Given the astonishing projections for mosquito-borne diseases, and especially their likelihood to pop up in unexpected places, we need better and more constant detection of emerging threats and outbreaks. Recourse to official sources alone won’t be enough to stay abreast of the issue.

It’s BlueDot’s core mission to develop early-warning intelligence about outbreaks: to identify them at the earliest stages of their development and to forecast their potential spread, no matter where in the world they might first appear. “The best way to describe it is that we are always looking for needles in haystacks,” says Dr. Acosta. “And we are now using artificial intelligence as a kind of magnet, so that we can find the needles faster.”

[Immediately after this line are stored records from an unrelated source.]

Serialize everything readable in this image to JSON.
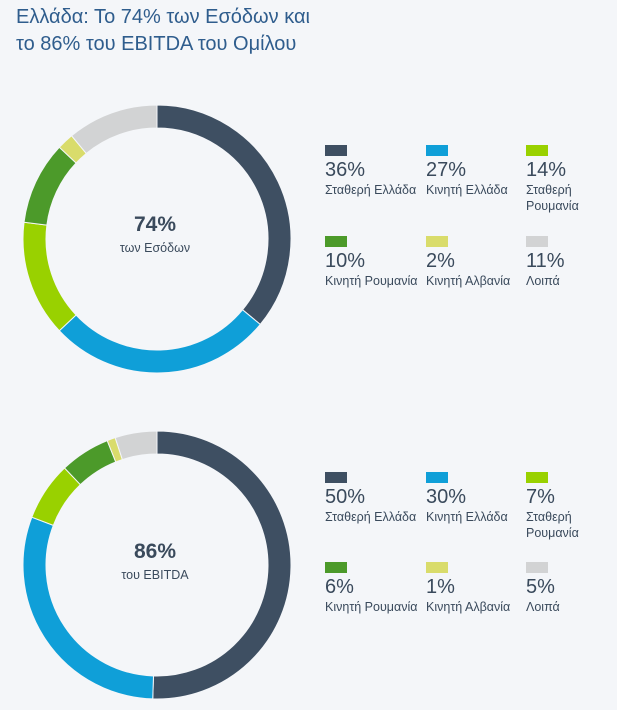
{
  "header": {
    "title_line1": "Ελλάδα: Το 74% των Εσόδων και",
    "title_line2": "το 86% του EBITDA του Ομίλου"
  },
  "colors": {
    "fixed_greece": "#3e4f62",
    "mobile_greece": "#0f9fd8",
    "fixed_romania": "#99d100",
    "mobile_romania": "#4c9a2a",
    "mobile_albania": "#d9dc6b",
    "other": "#d2d3d4"
  },
  "panels": [
    {
      "center_value": "74%",
      "center_label": "των Εσόδων",
      "legend": [
        {
          "value": "36%",
          "label": "Σταθερή Ελλάδα",
          "color": "#3e4f62"
        },
        {
          "value": "27%",
          "label": "Κινητή Ελλάδα",
          "color": "#0f9fd8"
        },
        {
          "value": "14%",
          "label": "Σταθερή Ρουμανία",
          "color": "#99d100"
        },
        {
          "value": "10%",
          "label": "Κινητή Ρουμανία",
          "color": "#4c9a2a"
        },
        {
          "value": "2%",
          "label": "Κινητή Αλβανία",
          "color": "#d9dc6b"
        },
        {
          "value": "11%",
          "label": "Λοιπά",
          "color": "#d2d3d4"
        }
      ]
    },
    {
      "center_value": "86%",
      "center_label": "του EBITDA",
      "legend": [
        {
          "value": "50%",
          "label": "Σταθερή Ελλάδα",
          "color": "#3e4f62"
        },
        {
          "value": "30%",
          "label": "Κινητή Ελλάδα",
          "color": "#0f9fd8"
        },
        {
          "value": "7%",
          "label": "Σταθερή Ρουμανία",
          "color": "#99d100"
        },
        {
          "value": "6%",
          "label": "Κινητή Ρουμανία",
          "color": "#4c9a2a"
        },
        {
          "value": "1%",
          "label": "Κινητή Αλβανία",
          "color": "#d9dc6b"
        },
        {
          "value": "5%",
          "label": "Λοιπά",
          "color": "#d2d3d4"
        }
      ]
    }
  ],
  "chart_data": [
    {
      "type": "pie",
      "categories": [
        "Σταθερή Ελλάδα",
        "Κινητή Ελλάδα",
        "Σταθερή Ρουμανία",
        "Κινητή Ρουμανία",
        "Κινητή Αλβανία",
        "Λοιπά"
      ],
      "values": [
        36,
        27,
        14,
        10,
        2,
        11
      ],
      "colors": [
        "#3e4f62",
        "#0f9fd8",
        "#99d100",
        "#4c9a2a",
        "#d9dc6b",
        "#d2d3d4"
      ],
      "legend_placement": "right"
    },
    {
      "type": "pie",
      "categories": [
        "Σταθερή Ελλάδα",
        "Κινητή Ελλάδα",
        "Σταθερή Ρουμανία",
        "Κινητή Ρουμανία",
        "Κινητή Αλβανία",
        "Λοιπά"
      ],
      "values": [
        50,
        30,
        7,
        6,
        1,
        5
      ],
      "colors": [
        "#3e4f62",
        "#0f9fd8",
        "#99d100",
        "#4c9a2a",
        "#d9dc6b",
        "#d2d3d4"
      ],
      "legend_placement": "right"
    }
  ]
}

As part of our ongoing disease surveillance, BlueDot has always scanned the world for articles and other digital sources about potential outbreaks — a process that has become exponentially faster through the use of Large Language Models (LLMs), the technology that powers many AI applications.

Thanks to AI, BlueDot is now able to scan and process the contents of thousands of sources each day, in multiple languages, to search for credible reports of emerging mosquito-borne disease outbreaks. And our LLM knows what to look for, and how to identify credible sources, because we have trained it under the supervision of human expertise. When it comes to disease surveillance, this is no small task: it requires oversight by epidemiologists, immunologists, virologists, environmental scientists and more.

But the result is worth the effort. A purpose-built, properly-trained LLM can do all the primary-source work of disease surveillance in a matter of seconds to a depth of detail no human can match. It can find reports of specific diseases and syndromes. It can isolate locations, assemble timelines of events and cross-reference sources. It can also help our experts project the course of a disease — including a mosquito-borne illness —and disseminate information quickly.

And when our system detects a potential outbreak of a vector-borne disease such as malaria, dengue or chikungunya in an unusual location, we bring our human expertise to bear upon the LLM’s findings — including our geographical modeling of mosquito habitat expansion — to confirm it and turn the information into actionable intelligence.

“What AI does at BlueDot is help us to quickly separate the signal from the noise,” says Dr. Acosta. “It augments the surveillance techniques we have built through years of expertise. It’s no substitute for human intelligence, but it provides us with an increase in capacity we would not otherwise have.”